Habitat improvement picture tour

  • shednut
    22 feet up
    Posts: 632
    #204351

    I did some spraying around my trees the other day and brought the camera along to show you fellas some of the work I’ve done on my property.
    I have approx. 4-5 acres of bottom ground that was a total monoculture of cool season grasses when I bought the property. The first fall that I owned it I mowed and then sprayed 1 1/2 ac. to prep for a spring tree planting. In the spring I received 1,000 trees from the DNR and managed to get them in the ground within 5 days of picking them up.
    I chose White spruce for higher ground, black spruce and white cedar for the wetter areas.
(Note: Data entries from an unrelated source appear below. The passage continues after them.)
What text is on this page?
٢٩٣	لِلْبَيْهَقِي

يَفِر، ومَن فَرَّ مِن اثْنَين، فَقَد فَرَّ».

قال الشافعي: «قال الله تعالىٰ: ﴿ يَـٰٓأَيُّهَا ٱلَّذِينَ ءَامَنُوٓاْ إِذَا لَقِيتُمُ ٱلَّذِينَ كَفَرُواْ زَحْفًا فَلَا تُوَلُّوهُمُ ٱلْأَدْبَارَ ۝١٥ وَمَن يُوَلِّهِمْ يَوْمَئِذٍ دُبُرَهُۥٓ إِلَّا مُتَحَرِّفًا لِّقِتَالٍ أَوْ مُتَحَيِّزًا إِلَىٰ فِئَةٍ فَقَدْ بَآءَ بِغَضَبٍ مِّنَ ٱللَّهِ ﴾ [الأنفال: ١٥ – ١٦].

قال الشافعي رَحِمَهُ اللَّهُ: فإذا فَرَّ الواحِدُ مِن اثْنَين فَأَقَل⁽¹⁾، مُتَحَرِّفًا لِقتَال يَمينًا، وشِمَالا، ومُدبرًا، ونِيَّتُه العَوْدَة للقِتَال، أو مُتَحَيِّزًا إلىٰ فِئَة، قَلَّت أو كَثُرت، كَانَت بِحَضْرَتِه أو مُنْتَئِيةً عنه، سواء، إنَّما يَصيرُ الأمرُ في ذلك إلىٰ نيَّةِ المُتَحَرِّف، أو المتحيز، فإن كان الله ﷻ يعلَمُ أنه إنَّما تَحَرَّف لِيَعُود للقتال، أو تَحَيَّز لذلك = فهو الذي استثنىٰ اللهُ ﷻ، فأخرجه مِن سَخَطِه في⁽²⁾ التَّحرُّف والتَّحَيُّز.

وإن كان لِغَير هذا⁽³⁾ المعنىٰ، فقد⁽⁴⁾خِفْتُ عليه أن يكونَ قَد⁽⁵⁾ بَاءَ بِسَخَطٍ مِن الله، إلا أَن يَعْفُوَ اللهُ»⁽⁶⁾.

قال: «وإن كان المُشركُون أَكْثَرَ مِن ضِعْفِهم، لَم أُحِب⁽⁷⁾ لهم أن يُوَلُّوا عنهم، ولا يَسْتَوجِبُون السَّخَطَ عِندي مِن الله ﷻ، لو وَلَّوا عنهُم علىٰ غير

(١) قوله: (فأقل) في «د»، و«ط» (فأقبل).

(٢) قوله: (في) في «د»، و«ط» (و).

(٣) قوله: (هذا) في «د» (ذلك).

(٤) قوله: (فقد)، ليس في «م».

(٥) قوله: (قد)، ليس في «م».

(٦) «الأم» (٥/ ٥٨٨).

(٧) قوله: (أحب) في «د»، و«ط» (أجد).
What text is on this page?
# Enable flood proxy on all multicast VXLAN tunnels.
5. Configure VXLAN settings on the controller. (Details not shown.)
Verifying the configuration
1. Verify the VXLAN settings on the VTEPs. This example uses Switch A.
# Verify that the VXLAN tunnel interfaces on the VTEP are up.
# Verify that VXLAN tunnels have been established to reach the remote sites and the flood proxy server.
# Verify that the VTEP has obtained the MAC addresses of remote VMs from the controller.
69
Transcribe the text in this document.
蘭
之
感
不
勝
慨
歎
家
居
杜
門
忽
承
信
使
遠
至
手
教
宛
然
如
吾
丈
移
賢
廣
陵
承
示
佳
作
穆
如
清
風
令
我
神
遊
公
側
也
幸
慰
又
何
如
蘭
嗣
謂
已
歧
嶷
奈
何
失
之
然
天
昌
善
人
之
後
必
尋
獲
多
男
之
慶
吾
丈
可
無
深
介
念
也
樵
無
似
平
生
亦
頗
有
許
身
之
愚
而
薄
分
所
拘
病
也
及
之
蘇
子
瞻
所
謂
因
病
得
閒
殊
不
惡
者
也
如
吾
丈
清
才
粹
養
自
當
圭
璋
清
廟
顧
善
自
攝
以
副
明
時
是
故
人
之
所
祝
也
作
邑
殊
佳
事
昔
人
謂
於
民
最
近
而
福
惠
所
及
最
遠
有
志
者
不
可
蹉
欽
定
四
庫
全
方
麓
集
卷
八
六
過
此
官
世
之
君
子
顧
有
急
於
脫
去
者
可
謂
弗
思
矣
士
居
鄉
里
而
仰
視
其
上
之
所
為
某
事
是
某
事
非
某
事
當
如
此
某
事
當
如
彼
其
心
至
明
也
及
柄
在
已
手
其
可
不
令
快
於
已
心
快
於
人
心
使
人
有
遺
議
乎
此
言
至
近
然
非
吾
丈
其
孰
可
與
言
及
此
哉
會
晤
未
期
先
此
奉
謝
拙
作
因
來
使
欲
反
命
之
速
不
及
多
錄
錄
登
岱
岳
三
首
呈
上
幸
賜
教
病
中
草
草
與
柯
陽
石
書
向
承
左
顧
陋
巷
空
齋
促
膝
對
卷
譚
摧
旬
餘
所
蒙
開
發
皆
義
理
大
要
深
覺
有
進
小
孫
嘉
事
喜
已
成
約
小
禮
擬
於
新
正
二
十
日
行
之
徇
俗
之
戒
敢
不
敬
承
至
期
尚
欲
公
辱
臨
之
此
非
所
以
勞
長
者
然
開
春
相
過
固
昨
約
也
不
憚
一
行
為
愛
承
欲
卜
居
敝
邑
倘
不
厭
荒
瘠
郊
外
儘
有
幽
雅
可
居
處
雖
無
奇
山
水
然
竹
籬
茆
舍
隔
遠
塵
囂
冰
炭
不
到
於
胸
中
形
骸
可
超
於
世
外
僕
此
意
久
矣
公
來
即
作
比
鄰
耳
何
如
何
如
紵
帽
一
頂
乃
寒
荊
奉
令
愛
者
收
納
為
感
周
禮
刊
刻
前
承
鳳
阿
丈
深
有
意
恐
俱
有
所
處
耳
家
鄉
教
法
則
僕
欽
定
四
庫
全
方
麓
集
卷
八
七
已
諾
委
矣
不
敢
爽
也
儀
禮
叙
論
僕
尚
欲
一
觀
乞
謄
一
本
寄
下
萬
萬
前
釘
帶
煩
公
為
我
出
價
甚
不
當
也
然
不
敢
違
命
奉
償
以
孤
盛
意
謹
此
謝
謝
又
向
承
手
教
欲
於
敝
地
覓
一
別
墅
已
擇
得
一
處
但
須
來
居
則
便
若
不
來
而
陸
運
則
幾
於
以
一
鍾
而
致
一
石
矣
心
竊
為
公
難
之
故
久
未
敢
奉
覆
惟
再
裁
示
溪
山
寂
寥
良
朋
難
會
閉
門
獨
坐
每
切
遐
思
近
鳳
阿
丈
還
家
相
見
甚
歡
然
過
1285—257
Here’s a picture of the bottom ground(right hand side was planted in 08′, left hand side of bottom planted in 2010), trees(white cedar & black spruce in geopardy of being taken over by grasses), and the bucket method of spraying to eliminate competition. Pretty crude but it gets the job done. I use a 9$ pump sprayer from wally world, place it in my backpack, put the bucket over the tree and spray competing grasses with 4% glyphosate.



    shednut
    22 feet up
    Posts: 632
    #81367

    Last spring I planted 7 apple trees from Cummins nursery. Some were feathered trees other were just whips. The cages are built from welded wire to protect from browsing deer, I also used windowscreen to protect the trunks from rodents and boring insects. A few pictures of the apple trees that I just started training the branches on. It’s best to have large crotch angles (90 degrees from main trunk) on branches to produce a open canopy tree that will one day support large crops of apples. The last picture is what happens when you don’t cage apple trees….not much left of that little guy.



    shednut
    22 feet up
    Posts: 632
    #81368

    My little orchard sits on the front end of a 1/2ac. foodplot. I planted white spruce around the perimeter of the plot in 08′. In picture #2 you can see that the spring glyphosate treatment did a number on the plot, it’s ready to be worked and planted with soy’s any day now. In pic #2 you can see a tree on left hand side of photo that I bent over and wired to a fencepost to create a strategic scrape just 30 yards from a bowstand(within days of tying it down I had deer using it). The same picture also shows a stand of white pine that had zero understory and little deer usage. Two winters ago my dad and I went in and dropped a half a dozen trees to create some horizontal cover and the deer instantly took notice. Now they bed regularly in the pines.


    shednut
    22 feet up
    Posts: 632
    #81369

    I was fortunate to have some volunteer apples growing on my ground, but due to light competition it appeared as though they hadn’t produced apples for multiple years. The first one was easy to cut a large boxelder out and it produced a bucket full of apples last season. There were two others in the timber that I released by girdling(double girdled black oak shown) and cutting out competing trees. They each produced apples last year, but as you can see they are still competing for light and I should have removed more of the overstory around them.


    bob_bergeson
    cannon falls
    Posts: 2798
    #81371

    Nice job! there are very few things you can do alone in this world that will impact the future… But planting the trees and improving your habitat will last long after you are gone. It looks like you have a good handle on training your apple trees, it is one of the most important things you can do to not only strengthen the branches but will produce more fruit. like you I have also found that by removing competition and pruning your existing wild apple trees your wild trees will become producers again.

    qdm4life
    Albertville, MN
    Posts: 956
    #81598

    Looks Great Shed, I have not done anything with training my apples, I have 9 trees in my orchard, rangeing from 2 to 5 years is it too late?

    shednut
    22 feet up
    Posts: 632
    #81616

    Thanks Bob and QDM.

    It’s definitely not too late to start now. It’s easier to train them from the start but you can still prune and train branches to create desired structure. Here’s a good publication from Cornell University http://eap.mcgill.ca/CPTFP_7.htm

    Brad Juaire
    Maple Grove, MN
    Posts: 6101
    #81823

    Excellent post shednut! I hope to use some of your tips on my own land.